2) Democrats were elected as the party most likely to protect earned benefit programs, not destroy them. There is no way that Democrats should accept ANY "overhaul" of Medicare or the other social program eligibility requirements as a way to cut spending. They are vitally essential to Americans, and the GOP suggestions take the brunt of cuts out on the most vulnerable populations. The GOP's cuts include lowering the COLA for the elderly for Social Security, when the elderly actually have a HIGHERr cost-of-living than ordinary Americans, or raising the eligibility age for Medicare, when those who labor all of their lives often need EARLIER eligibility because they need to retire earlier and have no health care outside of work and can't afford to pay what private insurers will charge.
The savings from these stingy GOP proposals are de minimis, but the impact will be to create a momentum for reducing benefits as a way to save. That is treating a symptom and not the problem.
The problem of increasing health care costs comes from the inordinate profit-taking by parties at every link of the health care chain--consultants who bid out to insurers, insurers, hospitals, doctors, Big Pharm, Big Nursing Home, and shareholders.

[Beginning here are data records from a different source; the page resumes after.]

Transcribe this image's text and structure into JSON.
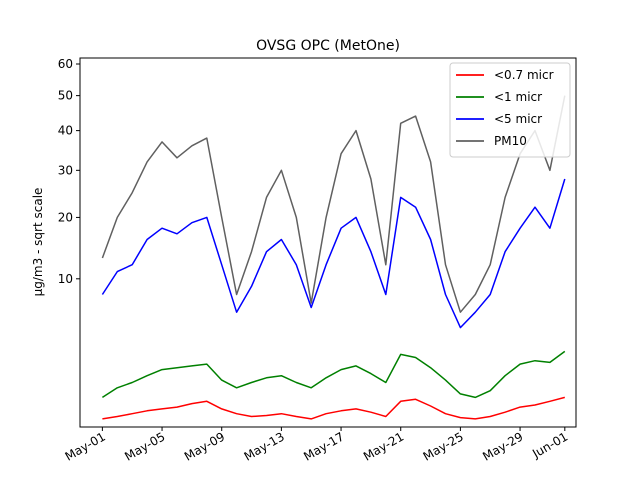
{
  "chart_data": {
    "type": "line",
    "title": "OVSG OPC (MetOne)",
    "xlabel": "",
    "ylabel": "µg/m3 - sqrt scale",
    "y_scale": "sqrt",
    "ylim": [
      0,
      62
    ],
    "xlim": [
      "2023-04-29T12:00",
      "2023-06-01T18:00"
    ],
    "y_ticks": [
      10,
      20,
      30,
      40,
      50,
      60
    ],
    "x_tick_labels": [
      "May-01",
      "May-05",
      "May-09",
      "May-13",
      "May-17",
      "May-21",
      "May-25",
      "May-29",
      "Jun-01"
    ],
    "x_tick_dates": [
      "2023-05-01",
      "2023-05-05",
      "2023-05-09",
      "2023-05-13",
      "2023-05-17",
      "2023-05-21",
      "2023-05-25",
      "2023-05-29",
      "2023-06-01"
    ],
    "grid": false,
    "legend_position": "top-right",
    "series": [
      {
        "name": "<0.7 micr",
        "color": "#ff0000",
        "x": [
          "2023-05-01",
          "2023-05-02",
          "2023-05-03",
          "2023-05-04",
          "2023-05-05",
          "2023-05-06",
          "2023-05-07",
          "2023-05-08",
          "2023-05-09",
          "2023-05-10",
          "2023-05-11",
          "2023-05-12",
          "2023-05-13",
          "2023-05-14",
          "2023-05-15",
          "2023-05-16",
          "2023-05-17",
          "2023-05-18",
          "2023-05-19",
          "2023-05-20",
          "2023-05-21",
          "2023-05-22",
          "2023-05-23",
          "2023-05-24",
          "2023-05-25",
          "2023-05-26",
          "2023-05-27",
          "2023-05-28",
          "2023-05-29",
          "2023-05-30",
          "2023-05-31",
          "2023-06-01"
        ],
        "values": [
          0.03,
          0.05,
          0.08,
          0.12,
          0.15,
          0.18,
          0.25,
          0.3,
          0.15,
          0.08,
          0.05,
          0.06,
          0.08,
          0.05,
          0.03,
          0.08,
          0.12,
          0.15,
          0.1,
          0.05,
          0.3,
          0.35,
          0.2,
          0.08,
          0.04,
          0.03,
          0.05,
          0.1,
          0.18,
          0.22,
          0.3,
          0.4
        ]
      },
      {
        "name": "<1 micr",
        "color": "#008000",
        "x": [
          "2023-05-01",
          "2023-05-02",
          "2023-05-03",
          "2023-05-04",
          "2023-05-05",
          "2023-05-06",
          "2023-05-07",
          "2023-05-08",
          "2023-05-09",
          "2023-05-10",
          "2023-05-11",
          "2023-05-12",
          "2023-05-13",
          "2023-05-14",
          "2023-05-15",
          "2023-05-16",
          "2023-05-17",
          "2023-05-18",
          "2023-05-19",
          "2023-05-20",
          "2023-05-21",
          "2023-05-22",
          "2023-05-23",
          "2023-05-24",
          "2023-05-25",
          "2023-05-26",
          "2023-05-27",
          "2023-05-28",
          "2023-05-29",
          "2023-05-30",
          "2023-05-31",
          "2023-06-01"
        ],
        "values": [
          0.4,
          0.7,
          0.9,
          1.2,
          1.5,
          1.6,
          1.7,
          1.8,
          1.0,
          0.7,
          0.9,
          1.1,
          1.2,
          0.9,
          0.7,
          1.1,
          1.5,
          1.7,
          1.3,
          0.9,
          2.4,
          2.2,
          1.6,
          1.0,
          0.5,
          0.4,
          0.6,
          1.2,
          1.8,
          2.0,
          1.9,
          2.6
        ]
      },
      {
        "name": "<5 micr",
        "color": "#0000ff",
        "x": [
          "2023-05-01",
          "2023-05-02",
          "2023-05-03",
          "2023-05-04",
          "2023-05-05",
          "2023-05-06",
          "2023-05-07",
          "2023-05-08",
          "2023-05-09",
          "2023-05-10",
          "2023-05-11",
          "2023-05-12",
          "2023-05-13",
          "2023-05-14",
          "2023-05-15",
          "2023-05-16",
          "2023-05-17",
          "2023-05-18",
          "2023-05-19",
          "2023-05-20",
          "2023-05-21",
          "2023-05-22",
          "2023-05-23",
          "2023-05-24",
          "2023-05-25",
          "2023-05-26",
          "2023-05-27",
          "2023-05-28",
          "2023-05-29",
          "2023-05-30",
          "2023-05-31",
          "2023-06-01"
        ],
        "values": [
          8.0,
          11.0,
          12.0,
          16.0,
          18.0,
          17.0,
          19.0,
          20.0,
          12.0,
          6.0,
          9.0,
          14.0,
          16.0,
          12.0,
          6.5,
          12.0,
          18.0,
          20.0,
          14.0,
          8.0,
          24.0,
          22.0,
          16.0,
          8.0,
          4.5,
          6.0,
          8.0,
          14.0,
          18.0,
          22.0,
          18.0,
          28.0
        ]
      },
      {
        "name": "PM10",
        "color": "#606060",
        "x": [
          "2023-05-01",
          "2023-05-02",
          "2023-05-03",
          "2023-05-04",
          "2023-05-05",
          "2023-05-06",
          "2023-05-07",
          "2023-05-08",
          "2023-05-09",
          "2023-05-10",
          "2023-05-11",
          "2023-05-12",
          "2023-05-13",
          "2023-05-14",
          "2023-05-15",
          "2023-05-16",
          "2023-05-17",
          "2023-05-18",
          "2023-05-19",
          "2023-05-20",
          "2023-05-21",
          "2023-05-22",
          "2023-05-23",
          "2023-05-24",
          "2023-05-25",
          "2023-05-26",
          "2023-05-27",
          "2023-05-28",
          "2023-05-29",
          "2023-05-30",
          "2023-05-31",
          "2023-06-01"
        ],
        "values": [
          13.0,
          20.0,
          25.0,
          32.0,
          37.0,
          33.0,
          36.0,
          38.0,
          20.0,
          8.0,
          14.0,
          24.0,
          30.0,
          20.0,
          7.0,
          20.0,
          34.0,
          40.0,
          28.0,
          12.0,
          42.0,
          44.0,
          32.0,
          12.0,
          6.0,
          8.0,
          12.0,
          24.0,
          34.0,
          40.0,
          30.0,
          50.0
        ]
      }
    ]
  }
}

The only way to address the problem is to do what every other advanced civilization in our era has already done--move to a single payer system that treats health care as a citizen's right and treats the provision of health care as in some sense a public good that the government must provide. Single payer allows the government to bargain on behalf of its citizens, reducing the monopolistic rights of pharaceutical, hospital and other health care intermediaries.

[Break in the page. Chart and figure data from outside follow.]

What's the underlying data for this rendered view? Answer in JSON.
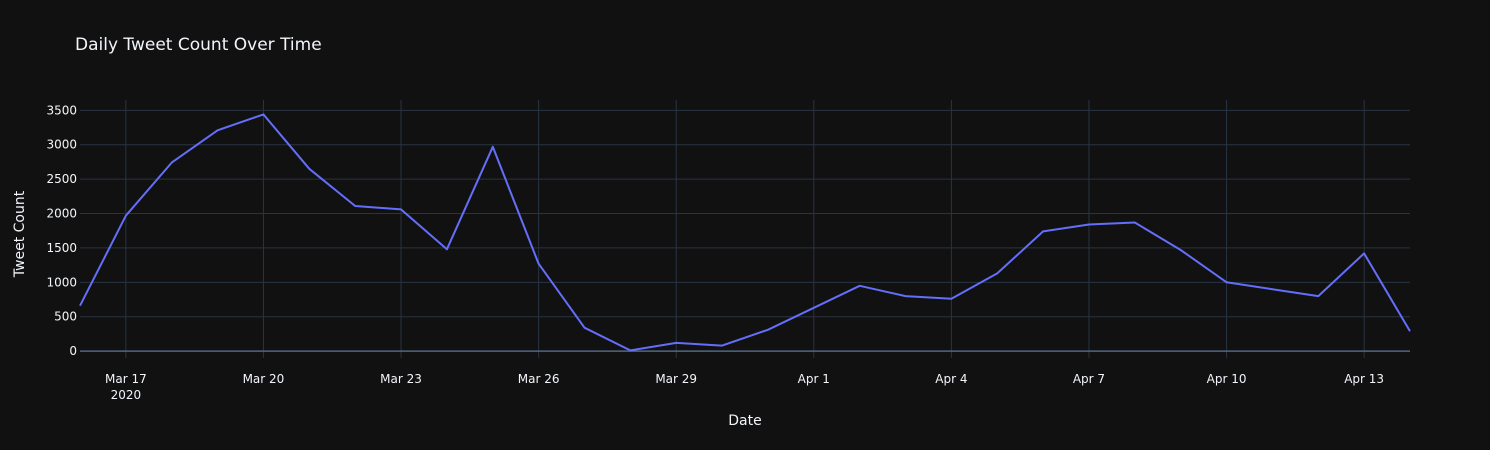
{
  "chart_data": {
    "type": "line",
    "title": "Daily Tweet Count Over Time",
    "xlabel": "Date",
    "ylabel": "Tweet Count",
    "x_start": "2020-03-16",
    "x_end": "2020-04-14",
    "xlim": [
      "2020-03-16",
      "2020-04-14"
    ],
    "ylim": [
      -100,
      3650
    ],
    "grid": true,
    "x_ticks": [
      {
        "date": "2020-03-17",
        "label": "Mar 17",
        "sub": "2020"
      },
      {
        "date": "2020-03-20",
        "label": "Mar 20"
      },
      {
        "date": "2020-03-23",
        "label": "Mar 23"
      },
      {
        "date": "2020-03-26",
        "label": "Mar 26"
      },
      {
        "date": "2020-03-29",
        "label": "Mar 29"
      },
      {
        "date": "2020-04-01",
        "label": "Apr 1"
      },
      {
        "date": "2020-04-04",
        "label": "Apr 4"
      },
      {
        "date": "2020-04-07",
        "label": "Apr 7"
      },
      {
        "date": "2020-04-10",
        "label": "Apr 10"
      },
      {
        "date": "2020-04-13",
        "label": "Apr 13"
      }
    ],
    "y_ticks": [
      0,
      500,
      1000,
      1500,
      2000,
      2500,
      3000,
      3500
    ],
    "series": [
      {
        "color": "#636efa",
        "x": [
          "2020-03-16",
          "2020-03-17",
          "2020-03-18",
          "2020-03-19",
          "2020-03-20",
          "2020-03-21",
          "2020-03-22",
          "2020-03-23",
          "2020-03-24",
          "2020-03-25",
          "2020-03-26",
          "2020-03-27",
          "2020-03-28",
          "2020-03-29",
          "2020-03-30",
          "2020-03-31",
          "2020-04-01",
          "2020-04-02",
          "2020-04-03",
          "2020-04-04",
          "2020-04-05",
          "2020-04-06",
          "2020-04-07",
          "2020-04-08",
          "2020-04-09",
          "2020-04-10",
          "2020-04-11",
          "2020-04-12",
          "2020-04-13",
          "2020-04-14"
        ],
        "y": [
          660,
          1970,
          2740,
          3210,
          3440,
          2650,
          2110,
          2060,
          1480,
          2970,
          1270,
          340,
          10,
          120,
          80,
          310,
          630,
          950,
          800,
          760,
          1130,
          1740,
          1840,
          1870,
          1470,
          1000,
          900,
          800,
          1420,
          290
        ]
      }
    ]
  }
}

The article notes that about 120 Dems would need to "buy in" to entitlement cuts in the House for the GOP to agree to tax increases. The Dems should say no. The tax increases will come into law on January 1, and then the Dems can propose a bill that will cut taxes for those for whom it makes sense, without decimating the star programs that have supported the middle class since FDR. (Note to Dems--progressives will not vote for anyone who goes along with such entitlement changes.)